Le procès retentissant du sénateur centriste Joël Guerriau met en lumière une affaire de soumission chimique impliquant deux figures politiques de Loire-Atlantique, où l’ex-sénateur maintient une défense centrée sur un acte d’inadvertance, face aux accusations graves portées par la députée MoDem.
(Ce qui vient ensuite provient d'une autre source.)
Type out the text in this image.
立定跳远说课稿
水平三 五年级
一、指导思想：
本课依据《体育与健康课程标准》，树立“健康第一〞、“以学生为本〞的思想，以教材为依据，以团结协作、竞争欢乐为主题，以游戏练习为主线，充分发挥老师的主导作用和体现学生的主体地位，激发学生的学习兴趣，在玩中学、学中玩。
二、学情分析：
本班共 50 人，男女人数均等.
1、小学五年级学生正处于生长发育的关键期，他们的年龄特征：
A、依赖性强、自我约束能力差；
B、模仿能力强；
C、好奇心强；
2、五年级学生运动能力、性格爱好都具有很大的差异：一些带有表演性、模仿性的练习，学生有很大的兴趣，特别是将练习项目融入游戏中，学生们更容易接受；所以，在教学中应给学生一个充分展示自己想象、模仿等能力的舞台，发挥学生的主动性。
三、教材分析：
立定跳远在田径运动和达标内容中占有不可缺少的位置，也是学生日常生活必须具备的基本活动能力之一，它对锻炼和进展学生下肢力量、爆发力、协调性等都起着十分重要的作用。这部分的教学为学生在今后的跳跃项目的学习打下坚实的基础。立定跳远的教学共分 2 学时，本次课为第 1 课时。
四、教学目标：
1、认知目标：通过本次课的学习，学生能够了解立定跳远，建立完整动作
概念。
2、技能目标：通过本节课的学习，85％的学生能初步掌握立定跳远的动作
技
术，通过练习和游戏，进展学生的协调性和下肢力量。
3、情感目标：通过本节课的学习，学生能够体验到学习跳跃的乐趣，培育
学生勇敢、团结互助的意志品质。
L’affaire se déroule alors que de nombreuses voix révèlent la consommation de drogue dans le milieu parlementaire.
Lors de l’audience du 26 janvier, Joël Guerriau, 68 ans, a réitéré sa version des faits : attristé par une période difficile, incluant des crises d’angoisse et la perte de son chat, il aurait acquis de la MDMA via un collègue sénateur, dont il refuse de révéler le nom, pour un usage personnel.
Selon lui, il versa la substance dans une coupe de champagne la veille des faits, puis l’oublia et la servit par erreur à Sandrine Josso lors d’un dîner amical pour célébrer sa réélection au Sénat.
Des révélations troublantes au tribunal
La députée, seule invitée ce soir-là du 14 novembre 2023, a décrit un calvaire : un champagne au goût « gluant », des symptômes violents comme des palpitations, des nausées et des tremblements, la menant à l’hôpital où des analyses révélèrent 388 ng/ml de MDMA dans son sang, un taux élevé.
Elle affirme avoir vu Joël Guerriau manipuler un sachet et l’avoir trouvé insistant, jouant avec les lumières et proposant un « tour de magie » aux connotations sexuelles, comme l’explique le journaliste Antoine Blanchet présent à l’audience.
Pour elle, il s’agissait d’une tentative d’abus visant à « assouvir un fantasme ».
Les perquisitions ont confirmé la présence de MDMA chez l’accusé, ainsi que des recherches en ligne sur les « drogues du violeur », les effets du GHB et de l’ecstasy, datant d’octobre 2023. Guerriau les qualifie d’« anecdotiques », liées à sa curiosité parlementaire, et admet une « faute grave » mais nie toute intention. « Je suis un imbécile », a-t-il déclaré, s’apitoyant sur son sort : « Je souffre aussi énormément. »
Interrogé sur ses revenus comme retraité, l’ancien sénateur admet, penaud : « Je dois le dire publiquement ? […] 6 000 euros de retraite. »
Exclu d’Horizons et de son groupe sénatorial, Guerriau a démissionné en septembre 2025, invoquant un engagement antérieur. L’affaire a provoqué une mission gouvernementale sur la soumission chimique, pilotée par Josso elle-même, aboutissant à 50 propositions en mai 2025. Les réquisitions et plaidoiries sont attendues ce 27 janvier, avec des peines potentielles pour détention de stupéfiants et administration de substance nuisible.